Het Boek

Maleachi 2:1-2-13 Het Boek (HTB)

1-2. Laat de priesters luisteren naar deze waarschuwing van de Here van de hemelse legers: ‘Als uw gedrag niet verandert en u Mij niet eert, zal Ik u treffen met een vreselijke straf. In plaats van u te zegenen, zal Ik u bedelven onder vervloekingen. Ja, Ik heb mijn zegen al in vervloeking veranderd, omdat de dingen die voor Mij erg belangrijk zijn, niet serieus worden genomen.

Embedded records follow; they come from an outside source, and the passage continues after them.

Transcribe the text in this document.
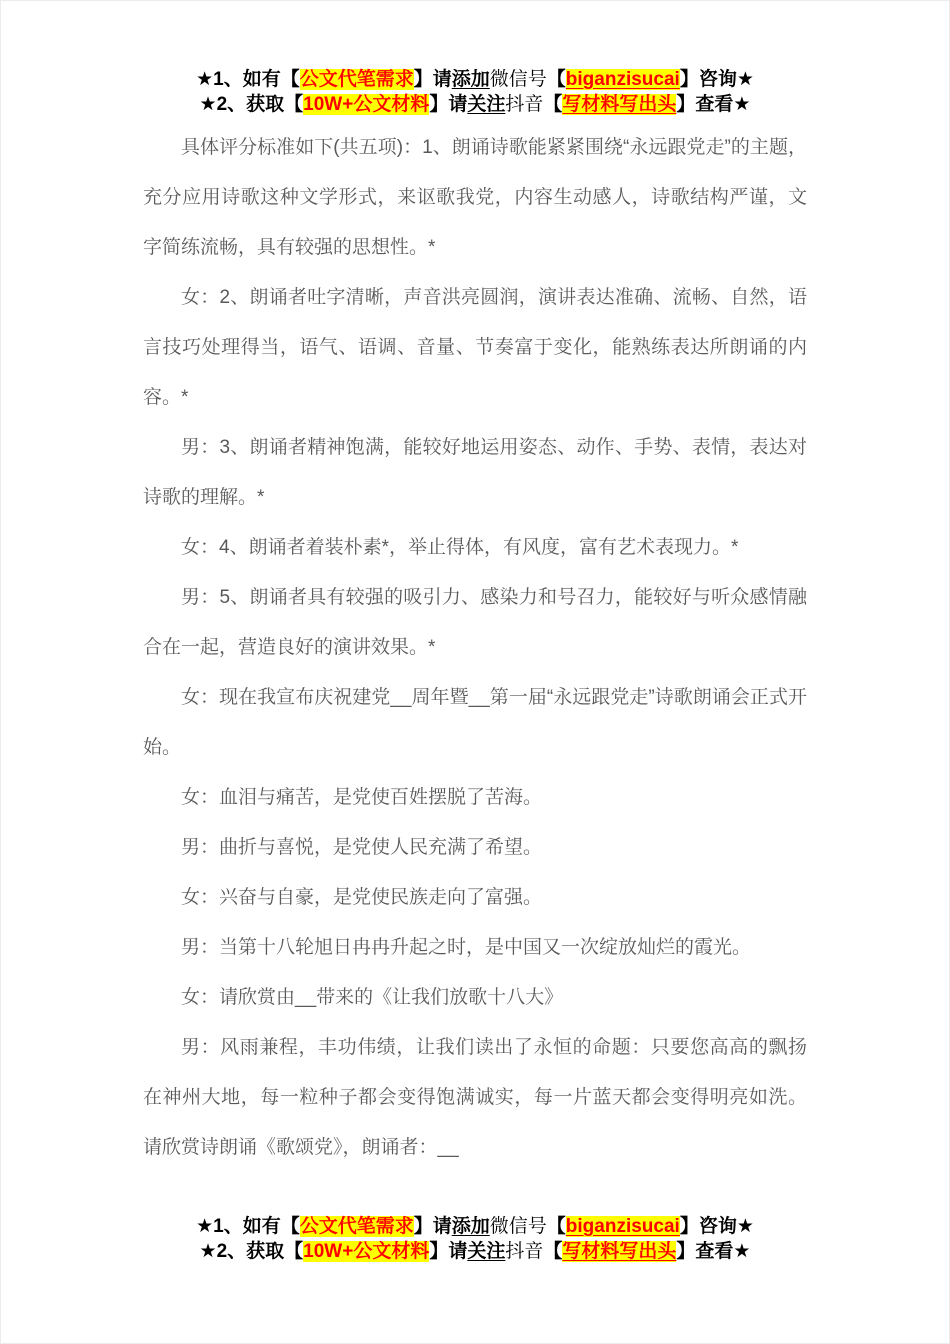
★1、如有【公文代笔需求】请添加微信号【biganzisucai】咨询★
★2、获取【10W+公文材料】请关注抖音【写材料写出头】查看★

具体评分标准如下(共五项)：1、朗诵诗歌能紧紧围绕“永远跟党走”的主题，充分应用诗歌这种文学形式，来讴歌我党，内容生动感人，诗歌结构严谨，文字简练流畅，具有较强的思想性。*

女：2、朗诵者吐字清晰，声音洪亮圆润，演讲表达准确、流畅、自然，语言技巧处理得当，语气、语调、音量、节奏富于变化，能熟练表达所朗诵的内容。*

男：3、朗诵者精神饱满，能较好地运用姿态、动作、手势、表情，表达对诗歌的理解。*

女：4、朗诵者着装朴素*，举止得体，有风度，富有艺术表现力。*

男：5、朗诵者具有较强的吸引力、感染力和号召力，能较好与听众感情融合在一起，营造良好的演讲效果。*

女：现在我宣布庆祝建党__周年暨__第一届“永远跟党走”诗歌朗诵会正式开始。

女：血泪与痛苦，是党使百姓摆脱了苦海。

男：曲折与喜悦，是党使人民充满了希望。

女：兴奋与自豪，是党使民族走向了富强。

男：当第十八轮旭日冉冉升起之时，是中国又一次绽放灿烂的霞光。

女：请欣赏由__带来的《让我们放歌十八大》

男：风雨兼程，丰功伟绩，让我们读出了永恒的命题：只要您高高的飘扬在神州大地，每一粒种子都会变得饱满诚实，每一片蓝天都会变得明亮如洗。请欣赏诗朗诵《歌颂党》，朗诵者：__

★1、如有【公文代笔需求】请添加微信号【biganzisucai】咨询★
★2、获取【10W+公文材料】请关注抖音【写材料写出头】查看★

3. Neem er nota van dat Ik uw kinderen zal afstraffen en u de uitwerpselen van die offerdieren in het gezicht zal werpen en u zelf zal weggooien als mest.

4. Dan zult u zien dat Ik het was die u deze waarschuwing stuurde. Want Ik wilde dat u weer de geboden die Ik Levi heb gegeven, zou gehoorzamen,’ zegt de Here van de hemelse legers.

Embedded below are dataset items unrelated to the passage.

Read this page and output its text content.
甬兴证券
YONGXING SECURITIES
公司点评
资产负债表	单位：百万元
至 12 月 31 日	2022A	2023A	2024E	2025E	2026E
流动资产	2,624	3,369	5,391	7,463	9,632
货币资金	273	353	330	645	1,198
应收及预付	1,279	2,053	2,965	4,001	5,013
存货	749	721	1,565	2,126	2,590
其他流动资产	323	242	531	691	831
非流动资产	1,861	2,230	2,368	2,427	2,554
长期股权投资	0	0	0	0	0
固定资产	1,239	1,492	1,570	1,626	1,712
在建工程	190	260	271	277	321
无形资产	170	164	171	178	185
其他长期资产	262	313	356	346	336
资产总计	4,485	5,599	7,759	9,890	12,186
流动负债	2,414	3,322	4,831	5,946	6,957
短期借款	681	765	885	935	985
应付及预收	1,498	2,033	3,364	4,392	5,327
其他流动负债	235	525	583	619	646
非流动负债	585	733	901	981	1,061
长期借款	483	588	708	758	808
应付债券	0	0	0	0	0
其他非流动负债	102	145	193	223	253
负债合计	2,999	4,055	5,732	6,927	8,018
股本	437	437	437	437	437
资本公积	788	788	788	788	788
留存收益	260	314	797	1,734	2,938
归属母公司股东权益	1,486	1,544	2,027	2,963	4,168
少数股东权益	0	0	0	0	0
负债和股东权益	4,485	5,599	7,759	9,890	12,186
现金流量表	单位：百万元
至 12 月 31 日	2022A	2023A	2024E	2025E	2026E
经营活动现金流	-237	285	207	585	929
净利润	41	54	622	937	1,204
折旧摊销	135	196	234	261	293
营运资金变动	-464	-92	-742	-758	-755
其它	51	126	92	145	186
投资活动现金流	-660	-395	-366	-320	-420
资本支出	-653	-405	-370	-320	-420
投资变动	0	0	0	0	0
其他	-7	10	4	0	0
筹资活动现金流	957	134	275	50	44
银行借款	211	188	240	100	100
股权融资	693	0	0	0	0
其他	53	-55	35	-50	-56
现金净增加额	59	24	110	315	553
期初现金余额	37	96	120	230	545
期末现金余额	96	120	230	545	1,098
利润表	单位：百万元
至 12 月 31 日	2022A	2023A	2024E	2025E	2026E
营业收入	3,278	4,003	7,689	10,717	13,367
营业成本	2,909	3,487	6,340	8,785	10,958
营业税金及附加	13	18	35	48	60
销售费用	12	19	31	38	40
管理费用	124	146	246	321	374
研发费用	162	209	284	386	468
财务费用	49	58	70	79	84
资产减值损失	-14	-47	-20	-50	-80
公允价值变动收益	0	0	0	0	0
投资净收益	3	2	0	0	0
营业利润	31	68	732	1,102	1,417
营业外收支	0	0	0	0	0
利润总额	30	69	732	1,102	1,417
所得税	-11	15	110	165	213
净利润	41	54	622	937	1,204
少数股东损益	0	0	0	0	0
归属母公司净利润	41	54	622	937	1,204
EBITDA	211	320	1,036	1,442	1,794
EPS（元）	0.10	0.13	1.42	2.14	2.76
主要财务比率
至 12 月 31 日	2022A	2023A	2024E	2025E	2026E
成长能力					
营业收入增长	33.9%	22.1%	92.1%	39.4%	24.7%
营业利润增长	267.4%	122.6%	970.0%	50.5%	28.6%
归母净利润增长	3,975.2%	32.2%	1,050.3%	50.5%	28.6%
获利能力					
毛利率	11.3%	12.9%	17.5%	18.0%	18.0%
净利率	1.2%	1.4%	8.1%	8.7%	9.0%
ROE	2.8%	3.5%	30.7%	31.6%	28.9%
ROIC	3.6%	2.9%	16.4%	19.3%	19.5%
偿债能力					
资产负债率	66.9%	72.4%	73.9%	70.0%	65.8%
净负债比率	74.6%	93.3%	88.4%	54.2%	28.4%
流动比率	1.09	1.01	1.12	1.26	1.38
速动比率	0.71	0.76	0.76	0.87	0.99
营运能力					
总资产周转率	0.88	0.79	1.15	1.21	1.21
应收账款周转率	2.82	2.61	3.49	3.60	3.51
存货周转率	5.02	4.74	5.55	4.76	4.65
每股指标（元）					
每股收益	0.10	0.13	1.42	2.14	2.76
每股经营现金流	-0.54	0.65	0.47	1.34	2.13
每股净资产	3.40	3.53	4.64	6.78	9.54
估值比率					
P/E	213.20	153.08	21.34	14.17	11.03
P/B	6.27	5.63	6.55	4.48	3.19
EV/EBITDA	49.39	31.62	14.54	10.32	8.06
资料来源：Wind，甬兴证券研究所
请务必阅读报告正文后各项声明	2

5. ‘Ik gaf hem deze wetten om hem leven en vrede te geven. Hij kon daardoor zijn eerbied en respect voor Mij tonen.

6. Hij onderwees de mensen de waarheid die hij van Mij had ontvangen. Hij loog niet en bedroog niemand. Hij leidde een goed en rechtvaardig leven en velen die waren afgedwaald, bracht hij weer op de rechte weg.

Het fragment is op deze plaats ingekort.